In wood and thicket, over the wide grove,

They answer and provoke each other's song,

With skirmish and capricious passagings,

And murmurs musical and swift jug jug,

And one low piping sound more sweet than all—
Stirring the air with such a harmony,

That should you close your eyes, you might almost
Forget it was not day! On moon-lit bushes,

Whose dewy leaflets are but half disclosed,

You may perchance behold them on the twigs,
Their bright, bright eyes, their eyes both bright and full,
Glistening, while many a glow-worm in the shade
Lights up her love-torch.

A most gentle Maid,

Who dwelleth in her hospitable home
Hard by the castle, and at latest eve
(Even like a Lady vowed and dedicate

To something more than Nature in the grove)
Glides through the pathways; she knows all their notes,
That gentle Maid! and oft a moment's space,
What time the moon was lost behind a cloud,
Hath heard a pause of silence; till the moon
Emerging, hath awakened earth and sky
With one sensation, and these wakeful birds
Have all burst forth in choral minstrelsy,
As if some sudden gale had swept at once
A hundred airy harps! And she hath watched
Many a nightingale perched giddily

On blossomy twig still swinging from the breeze,
And to that motion tune his wanton song
Like tipsy joy that reels with tossing head.
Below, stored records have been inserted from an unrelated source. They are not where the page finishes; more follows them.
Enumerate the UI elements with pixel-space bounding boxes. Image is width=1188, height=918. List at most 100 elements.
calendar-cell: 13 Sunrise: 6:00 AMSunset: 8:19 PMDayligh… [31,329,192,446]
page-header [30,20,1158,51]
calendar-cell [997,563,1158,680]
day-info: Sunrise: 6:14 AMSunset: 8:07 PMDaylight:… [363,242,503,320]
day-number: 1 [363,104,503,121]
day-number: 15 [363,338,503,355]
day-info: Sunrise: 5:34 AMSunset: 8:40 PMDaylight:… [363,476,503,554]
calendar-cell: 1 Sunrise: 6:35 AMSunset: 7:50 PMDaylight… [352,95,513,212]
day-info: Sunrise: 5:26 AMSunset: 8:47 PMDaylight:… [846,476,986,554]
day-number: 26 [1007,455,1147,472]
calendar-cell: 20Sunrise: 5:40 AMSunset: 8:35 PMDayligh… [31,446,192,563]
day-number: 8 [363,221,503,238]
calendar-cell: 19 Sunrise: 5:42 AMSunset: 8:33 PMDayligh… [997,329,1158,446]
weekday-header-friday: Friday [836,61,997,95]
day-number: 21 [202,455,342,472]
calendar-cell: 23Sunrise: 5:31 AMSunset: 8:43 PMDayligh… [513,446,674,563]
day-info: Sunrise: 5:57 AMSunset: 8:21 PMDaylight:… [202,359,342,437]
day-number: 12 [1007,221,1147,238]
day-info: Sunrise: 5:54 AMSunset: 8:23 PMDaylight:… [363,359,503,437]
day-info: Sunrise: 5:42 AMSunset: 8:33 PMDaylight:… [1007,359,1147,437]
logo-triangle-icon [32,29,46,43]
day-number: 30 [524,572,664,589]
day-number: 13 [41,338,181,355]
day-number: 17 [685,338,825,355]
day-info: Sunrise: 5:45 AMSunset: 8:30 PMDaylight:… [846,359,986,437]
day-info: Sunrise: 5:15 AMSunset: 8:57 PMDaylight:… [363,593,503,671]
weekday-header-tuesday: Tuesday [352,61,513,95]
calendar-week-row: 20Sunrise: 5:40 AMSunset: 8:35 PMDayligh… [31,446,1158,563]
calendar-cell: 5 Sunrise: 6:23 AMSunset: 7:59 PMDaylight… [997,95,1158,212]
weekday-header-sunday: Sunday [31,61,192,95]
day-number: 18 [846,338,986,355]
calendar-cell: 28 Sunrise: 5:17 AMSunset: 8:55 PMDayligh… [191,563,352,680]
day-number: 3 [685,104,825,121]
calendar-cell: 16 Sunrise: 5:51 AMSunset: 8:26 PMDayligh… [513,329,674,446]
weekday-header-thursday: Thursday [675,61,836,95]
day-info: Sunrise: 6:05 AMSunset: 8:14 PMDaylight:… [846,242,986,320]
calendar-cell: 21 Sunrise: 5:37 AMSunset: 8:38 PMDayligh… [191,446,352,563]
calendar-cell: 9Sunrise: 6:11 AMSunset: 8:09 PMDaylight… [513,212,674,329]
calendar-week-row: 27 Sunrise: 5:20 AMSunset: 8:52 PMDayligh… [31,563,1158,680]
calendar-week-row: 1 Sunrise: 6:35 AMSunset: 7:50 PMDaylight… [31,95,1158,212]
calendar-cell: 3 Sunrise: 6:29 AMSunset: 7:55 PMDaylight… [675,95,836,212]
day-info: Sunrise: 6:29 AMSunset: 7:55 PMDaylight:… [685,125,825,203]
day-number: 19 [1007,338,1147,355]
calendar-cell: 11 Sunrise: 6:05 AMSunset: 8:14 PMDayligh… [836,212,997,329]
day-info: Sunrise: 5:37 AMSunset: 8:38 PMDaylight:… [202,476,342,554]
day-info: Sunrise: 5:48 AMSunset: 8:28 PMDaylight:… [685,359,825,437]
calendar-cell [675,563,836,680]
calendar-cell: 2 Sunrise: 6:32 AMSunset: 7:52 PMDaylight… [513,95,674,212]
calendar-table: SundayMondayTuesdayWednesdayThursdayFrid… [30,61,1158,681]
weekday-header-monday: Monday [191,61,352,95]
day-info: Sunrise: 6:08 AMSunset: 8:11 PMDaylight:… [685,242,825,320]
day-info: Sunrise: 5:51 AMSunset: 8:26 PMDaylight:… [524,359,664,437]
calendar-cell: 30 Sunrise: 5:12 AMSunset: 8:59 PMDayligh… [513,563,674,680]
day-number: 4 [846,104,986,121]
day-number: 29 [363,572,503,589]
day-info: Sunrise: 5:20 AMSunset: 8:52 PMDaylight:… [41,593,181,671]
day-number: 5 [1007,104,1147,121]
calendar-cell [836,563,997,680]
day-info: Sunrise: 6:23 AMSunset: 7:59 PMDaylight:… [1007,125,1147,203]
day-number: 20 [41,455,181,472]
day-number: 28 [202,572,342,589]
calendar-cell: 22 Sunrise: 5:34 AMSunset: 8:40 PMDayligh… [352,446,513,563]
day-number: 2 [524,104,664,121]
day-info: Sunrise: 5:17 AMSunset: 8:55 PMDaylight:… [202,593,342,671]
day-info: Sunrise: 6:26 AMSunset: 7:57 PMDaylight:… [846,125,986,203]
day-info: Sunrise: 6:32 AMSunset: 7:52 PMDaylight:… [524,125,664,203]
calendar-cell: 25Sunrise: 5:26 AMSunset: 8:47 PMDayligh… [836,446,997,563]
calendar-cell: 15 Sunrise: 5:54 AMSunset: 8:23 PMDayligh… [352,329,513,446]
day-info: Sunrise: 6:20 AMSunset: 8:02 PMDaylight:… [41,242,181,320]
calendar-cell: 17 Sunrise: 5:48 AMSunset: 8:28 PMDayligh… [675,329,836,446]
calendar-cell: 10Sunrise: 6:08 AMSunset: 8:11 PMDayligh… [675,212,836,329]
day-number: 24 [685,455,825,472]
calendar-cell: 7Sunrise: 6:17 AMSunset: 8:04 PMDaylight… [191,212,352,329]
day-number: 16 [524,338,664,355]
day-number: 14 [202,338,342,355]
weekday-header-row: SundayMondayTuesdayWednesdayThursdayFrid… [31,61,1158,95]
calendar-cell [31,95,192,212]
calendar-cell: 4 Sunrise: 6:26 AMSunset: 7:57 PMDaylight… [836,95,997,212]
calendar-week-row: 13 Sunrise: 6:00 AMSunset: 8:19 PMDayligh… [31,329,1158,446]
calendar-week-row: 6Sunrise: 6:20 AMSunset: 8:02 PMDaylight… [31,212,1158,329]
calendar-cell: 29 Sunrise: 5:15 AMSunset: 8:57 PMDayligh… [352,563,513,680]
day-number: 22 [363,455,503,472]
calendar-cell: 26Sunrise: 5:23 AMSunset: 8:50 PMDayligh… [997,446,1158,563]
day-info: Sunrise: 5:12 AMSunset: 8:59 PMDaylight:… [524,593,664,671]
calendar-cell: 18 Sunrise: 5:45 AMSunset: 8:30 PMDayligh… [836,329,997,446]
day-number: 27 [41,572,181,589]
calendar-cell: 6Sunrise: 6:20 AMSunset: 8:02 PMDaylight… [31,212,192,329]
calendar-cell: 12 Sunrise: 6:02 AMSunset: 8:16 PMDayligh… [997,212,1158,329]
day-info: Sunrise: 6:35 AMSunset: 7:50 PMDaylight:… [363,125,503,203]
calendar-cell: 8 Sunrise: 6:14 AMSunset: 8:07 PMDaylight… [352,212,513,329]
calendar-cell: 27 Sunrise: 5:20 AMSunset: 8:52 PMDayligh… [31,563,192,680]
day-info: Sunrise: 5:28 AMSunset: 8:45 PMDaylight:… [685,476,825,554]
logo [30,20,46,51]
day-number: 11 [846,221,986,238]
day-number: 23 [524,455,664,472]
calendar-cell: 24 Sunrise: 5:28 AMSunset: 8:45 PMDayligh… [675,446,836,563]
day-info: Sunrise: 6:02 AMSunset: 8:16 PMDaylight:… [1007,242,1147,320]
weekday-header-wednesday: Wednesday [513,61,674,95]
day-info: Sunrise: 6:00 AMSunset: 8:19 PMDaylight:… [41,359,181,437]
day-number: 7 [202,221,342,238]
Farewell, O Warbler! till to-morrow eve,
And you, my friends! farewell, a short farewell!
We have been loitering long and pleasantly,
And now for our dear homes.-That strain again!
Full fain it would delay me! My dear babe,
Who, capable of no articulate sound,
Mars all things with his imitative lisp,
How he would place his hand beside his ear,
His little hand, the small forefinger up,

And bid us listen! And I deem it wise

To make him Nature's playmate. He knows well
The evening-star; and once, when he awoke
In most distressful mood (some inward pain
Had made up that strange thing, an infant's dream.

I hurried with him to our orchard-plot,

And he beheld the moon, and, hushed at once,

Suspends his sobs, and laughs most silently,

While his fair eyes, that swam with undropped tears, Did glitter in the yellow moon-beam! Well!-

It is a father's tale: But if that Heaven

Should give me life, his childhood shall grow up
Familiar with these songs, that with the night.
He may associate joy.-Once more, farewell,
Sweet Nightingale! Once more, my friends! farewell.

FROST AT MIDNIGHT.

THE frost performs its secret ministry,
Unhelped by any wind. The owlet's cry
Came loud-and hark, again! loud as before.
The inmates of my cottage, all at rest,
Have left me to that solitude, which suits
Abstruser musings: save that at my side
My cradled infant slumbers peacefully.
'Tis calm indeed! so calm, that it disturbs
And vexes meditation with its strange

And extreme silentness. Sea, hill, and wood,
This populous village! Sea, and hill, and wood,
With all the numberless goings on of life,
Inaudible as dreams! the thin blue flame
Lies on my low burnt fire, and quivers not;
Only that film, which fluttered on the grate,
Still flutters there, the sole unquiet thing.
Methinks, its motion in this hush of nature
Gives it dim sympathies with me who live,
Making it a companionable form,

Whose puny flaps and freaks the idling Spirit
By its own moods interprets, everywhere
Echo or mirror seeking of itself,

And makes a toy of Thought.

But O! how oft,

How oft, at school, with most believing mind,
Fresageful, have I gazed upon the bars,
To watch that fluttering stranger and as oft
With unclosed lids, already had I dreamt

Of my sweet birth-place, and the old church-tower,
Whose bells, the poor man's only music, rang.